The Energy Bill - tinkering while the planet burns?
Campbell Wilson , David Elliott |
Writing in The Guardian in May 2008, Gordon Brown described the escalation in the price of oil as the 'third great oil shock of recent decades'. The Energy Bill 2007-2008, due to recieve Royal Assent in the autumn, is the latest result of the Government's thirty-five year search for a UK energy policy, which began with the first of those shocks in 1973. With oil prices escalating, and climate change worries deepening, there is no question that we need to sort out our energy policies, and the UK Government has certainly produced plenty of target-based proposals over the years. But critics fear that ambitious targets are not enough. We also need detailed policies and programmes, particularly in renewable energy sources - and legislative backup. However, the latest Energy Bill - basically a rag bag of adjustments to existing programmes and regulations, along with some new ones - falls short of this need, once again.
The Energy Bill covers a wide range of issues: some of it deals with fossil fuels, and it includes proposals for strengthening the regulatory framework for the Offshore gas supply infrastructure, the creation of a regulatory framework to enable private sector investment in Carbon Capture and Storage (CCS) projects, and there are also new regulations covering decommissioning of old offshore oil and gas installations. Some of it addresses the thorny issue of nuclear waste and decommissioning financing - seeking to ensure that the operators of any new nuclear power stations accumulate funds to meet the full costs of decommissioning and their full share of waste management costs. And there are also provisions to allow the Secretary of State to modify electricity and gas distribution and supply licences to require the licence holder to install, or facilitate the installation of 'smart meters' to different customer segments, which should help reduce energy waste.
Finally, the new Bill provides the legislation needed to modify the Renewables Obligation (RO) which commits the electricity producers to firm targets in renewable energy sources. In the new Energy Bill, one example of the change in support for renewables is that the RO be subdivided so that each technology gets differentiated support - more for some of the newer options, less for some of the older more developed options. The hope is that this will speed up the process of deployment of renewables - a process begun in the UK in 1974. At that time, Sir Jack Rampton, Under Secretary of State at the Department of Energy, stated that 'We must look for alternative sources of energy…' Failure, he warned, would produce consequences 'the world would find hard to face'.1 To that end, the Government established the Energy Technology Support Unit (ETSU) in 1974 to coordinate the development of renewables. However, the support for renewables in the UK was always constrained by the unshakeable belief at the heart of Government that nuclear energy would be the answer to all our energy problems. In 1974/5 ETSU received £200,000 in funding - whilst the UK Atomic Energy Authority had an R&D budget of around £70m.
In the 1970s, as a UK energy policy was formed, inspired by Lord Rothschild's Central Policy Review Staff, the key driver was the price of oil, and the solution that policy was built on was nuclear power. The facts of climate change, although known to scientists, were uncertain and certainly underestimated. In 2008 we face an altogether different situation. Climate change is accepted as the single greatest threat to the planet. Energy policy should reflect and address this fact. Will the new Energy Bill be enough? It certainly makes sense to look at ways of cleaning up fossil fuel use, as interim option, but critics fear that this could mean that resources and money will be diverted away from renewables, which are the only really long term solution. Similarly for nuclear- the cost of dealing with the existing nuclear plant and waste legacy has now been revised upwards - to £83bn. That cost will fall on the taxpayer. And, if we are to build more nuclear plants someone has to pay for the clean up and wastes - the Government says it wants that to be the private sector (which in the end means the consumer). But should we be going down the nuclear path once again?

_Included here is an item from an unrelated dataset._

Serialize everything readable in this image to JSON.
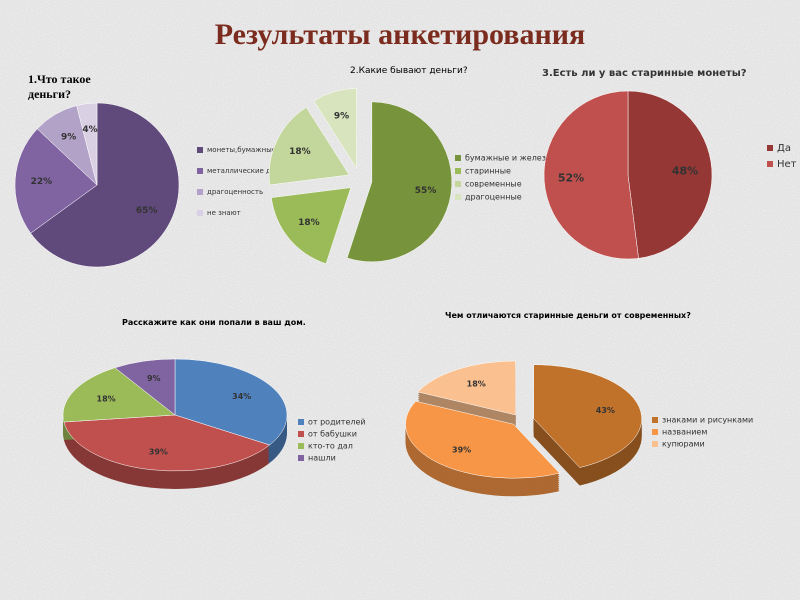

In its policy on renewable energy the Government seems loath to replace the Renewables Obligation, which has been far less successful than the guaranteed price Feed- In Tariff (FIT) system used in most of the rest of the EU. Germany, which operates the FIT system, now has over 22 gigawatts of wind capacity in place compared with only 2.4GW in the UK - which has a much better wind regime. The history of renewable energy in the UK shows that the Government has been always been far happier spending vast sums of public money on nuclear power rather than on developing safe and sustainable energy sources. The new Energy Bill continues to favour market-led option of the RO for the development of renewables - even amid the dire predictions of climate change science - as once again nuclear energy is becoming the only game in town.
1. Department of Energy, 'Energy: the key resource', Energy Paper 4 (HMSO: London, 1975)
Please note: Views expressed are those of the author.